The reason why the Tesla Cybertruck costs $100 thousand more

The reason why the Tesla Cybertruck costs $100 thousand more

A TESLA Cybertruck has hit a dealership’s showroom with a shocking sticker price.

Less than a month after going under the hammer, the sought-after Tesla Cybertruck is looking to fetch more than double its original sticker price.

A dealership in Florida took a bet, buying a Cybertruck at auction for $244,000.

The dealership bet the Cybertruck’s demand has outstripped supply, turning around and reselling the truck for $289,999, according to Automotive News.

That is a $45,000 upcharge from the auction cost.

The Cybertruck had less than 100 miles clocked in the odometer.

Tesla’s production Cybertrucks hit the market for the first time in November 2023.

At the launch event, CEO Elon Musk handed out ten copies of the electric pickup to drivers who had waited years for the company to fulfill their reservations.

Musk announced the Cybertruck would come in three model options, ranging from $60,990 to just under $100,000.

The Cybertruck on the dealership lot is over $180,000 more than the top-line model of the new car.

Tesla has goals to produce 250,000 copies of the Cybertruck annually, according to Electrek.

Tesla’s gigafactory in Texas is ramping up as the company plans to churn out the pickup.

But only a couple thousand pickups have hit American roads so far.
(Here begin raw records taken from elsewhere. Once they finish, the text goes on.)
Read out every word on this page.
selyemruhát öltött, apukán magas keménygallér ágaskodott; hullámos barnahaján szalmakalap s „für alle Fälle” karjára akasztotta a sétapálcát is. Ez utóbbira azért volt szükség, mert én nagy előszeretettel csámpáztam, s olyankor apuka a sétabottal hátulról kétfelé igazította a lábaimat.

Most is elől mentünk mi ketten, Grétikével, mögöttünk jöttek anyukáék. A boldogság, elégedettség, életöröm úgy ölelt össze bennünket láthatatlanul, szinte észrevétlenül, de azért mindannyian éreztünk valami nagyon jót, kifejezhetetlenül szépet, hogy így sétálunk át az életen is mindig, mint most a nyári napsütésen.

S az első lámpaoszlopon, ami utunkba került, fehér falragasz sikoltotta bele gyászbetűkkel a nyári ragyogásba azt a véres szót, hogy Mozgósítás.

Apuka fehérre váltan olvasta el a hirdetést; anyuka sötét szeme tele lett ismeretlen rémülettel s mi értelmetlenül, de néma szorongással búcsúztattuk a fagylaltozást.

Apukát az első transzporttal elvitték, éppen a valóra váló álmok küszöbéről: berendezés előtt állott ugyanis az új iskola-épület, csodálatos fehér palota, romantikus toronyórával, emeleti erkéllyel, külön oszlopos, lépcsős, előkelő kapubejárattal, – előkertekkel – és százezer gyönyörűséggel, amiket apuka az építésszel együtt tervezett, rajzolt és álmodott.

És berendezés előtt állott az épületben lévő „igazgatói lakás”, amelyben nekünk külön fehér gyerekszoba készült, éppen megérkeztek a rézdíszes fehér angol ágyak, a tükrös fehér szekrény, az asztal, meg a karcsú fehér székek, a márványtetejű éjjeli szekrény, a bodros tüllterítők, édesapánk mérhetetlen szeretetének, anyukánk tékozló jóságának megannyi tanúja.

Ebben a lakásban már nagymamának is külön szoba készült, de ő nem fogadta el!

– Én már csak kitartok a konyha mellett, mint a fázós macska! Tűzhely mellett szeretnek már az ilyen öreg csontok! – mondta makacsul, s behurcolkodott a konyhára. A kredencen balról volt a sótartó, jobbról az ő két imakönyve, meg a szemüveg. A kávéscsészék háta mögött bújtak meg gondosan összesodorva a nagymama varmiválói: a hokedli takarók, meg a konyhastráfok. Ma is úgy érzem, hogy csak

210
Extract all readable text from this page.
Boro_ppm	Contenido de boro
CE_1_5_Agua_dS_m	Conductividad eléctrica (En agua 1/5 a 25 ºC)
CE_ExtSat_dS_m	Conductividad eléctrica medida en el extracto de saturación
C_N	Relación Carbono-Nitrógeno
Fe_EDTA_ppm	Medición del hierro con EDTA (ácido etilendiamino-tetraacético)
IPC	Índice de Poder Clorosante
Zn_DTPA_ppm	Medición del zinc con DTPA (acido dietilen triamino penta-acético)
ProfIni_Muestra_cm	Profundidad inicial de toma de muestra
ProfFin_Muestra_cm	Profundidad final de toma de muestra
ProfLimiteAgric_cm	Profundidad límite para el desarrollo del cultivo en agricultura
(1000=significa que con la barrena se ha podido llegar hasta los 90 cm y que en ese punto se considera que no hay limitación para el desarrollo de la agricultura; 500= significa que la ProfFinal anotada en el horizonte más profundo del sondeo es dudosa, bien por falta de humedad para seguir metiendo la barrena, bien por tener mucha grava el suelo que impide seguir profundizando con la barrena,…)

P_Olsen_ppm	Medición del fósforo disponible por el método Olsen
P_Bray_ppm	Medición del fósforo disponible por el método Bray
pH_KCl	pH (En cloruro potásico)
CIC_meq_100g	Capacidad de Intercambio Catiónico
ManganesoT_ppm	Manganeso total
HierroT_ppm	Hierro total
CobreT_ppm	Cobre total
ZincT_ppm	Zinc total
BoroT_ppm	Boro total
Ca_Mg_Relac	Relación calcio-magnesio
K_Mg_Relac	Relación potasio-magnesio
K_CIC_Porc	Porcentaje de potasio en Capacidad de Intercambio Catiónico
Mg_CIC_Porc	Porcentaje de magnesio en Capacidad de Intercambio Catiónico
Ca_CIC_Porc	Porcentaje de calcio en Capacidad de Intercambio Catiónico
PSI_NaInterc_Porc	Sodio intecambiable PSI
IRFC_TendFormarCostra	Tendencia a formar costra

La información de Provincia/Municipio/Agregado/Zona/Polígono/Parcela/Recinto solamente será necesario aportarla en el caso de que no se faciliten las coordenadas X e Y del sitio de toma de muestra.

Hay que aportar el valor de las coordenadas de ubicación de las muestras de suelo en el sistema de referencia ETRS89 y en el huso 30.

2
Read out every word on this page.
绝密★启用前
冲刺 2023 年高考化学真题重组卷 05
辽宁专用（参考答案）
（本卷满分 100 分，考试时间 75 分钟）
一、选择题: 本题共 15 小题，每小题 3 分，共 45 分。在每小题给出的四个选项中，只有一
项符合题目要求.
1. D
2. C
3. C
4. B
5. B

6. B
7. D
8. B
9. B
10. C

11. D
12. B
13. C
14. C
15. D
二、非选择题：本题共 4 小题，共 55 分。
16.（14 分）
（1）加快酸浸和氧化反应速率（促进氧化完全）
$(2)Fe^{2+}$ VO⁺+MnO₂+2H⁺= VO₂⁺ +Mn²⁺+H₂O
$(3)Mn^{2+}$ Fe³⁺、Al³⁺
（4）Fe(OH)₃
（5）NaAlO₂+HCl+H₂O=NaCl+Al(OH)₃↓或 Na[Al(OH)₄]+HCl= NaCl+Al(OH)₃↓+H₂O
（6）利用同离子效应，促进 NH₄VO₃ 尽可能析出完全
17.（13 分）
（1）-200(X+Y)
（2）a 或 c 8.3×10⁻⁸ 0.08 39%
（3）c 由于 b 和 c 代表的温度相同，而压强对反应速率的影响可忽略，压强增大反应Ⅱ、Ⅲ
Several celebrities have also made their way up the Cybertruck reservation lists.

Kim Kardashian, Pharrell Williams, Jay-Z, and Lady Gaga are a few A-listers who have a set of the electric wheels.

The truck captured a massive cultural cache – speculation arose about future music pairings from Jay-Z and Lady Gaga’s new trucks.

Williams cultivated a group of gawkers in Miami, as the pop singer and fashion brand head struggled to parallel park the vehicle.

“Celebrities are skipping the line,” one Cybertruck fan complained on Musk’s social media site X, formerly known as Twitter.

It is not known when any of the celebrities entered their reservations for the truck.

The lack of Cybertrucks and the cultural power of the vehicles appear to have artificially raised the price of the angular vehicles.

Upward price shifts forced Tesla to add anti-resale provisions to purchasing contracts, according to Kelley Blue Book.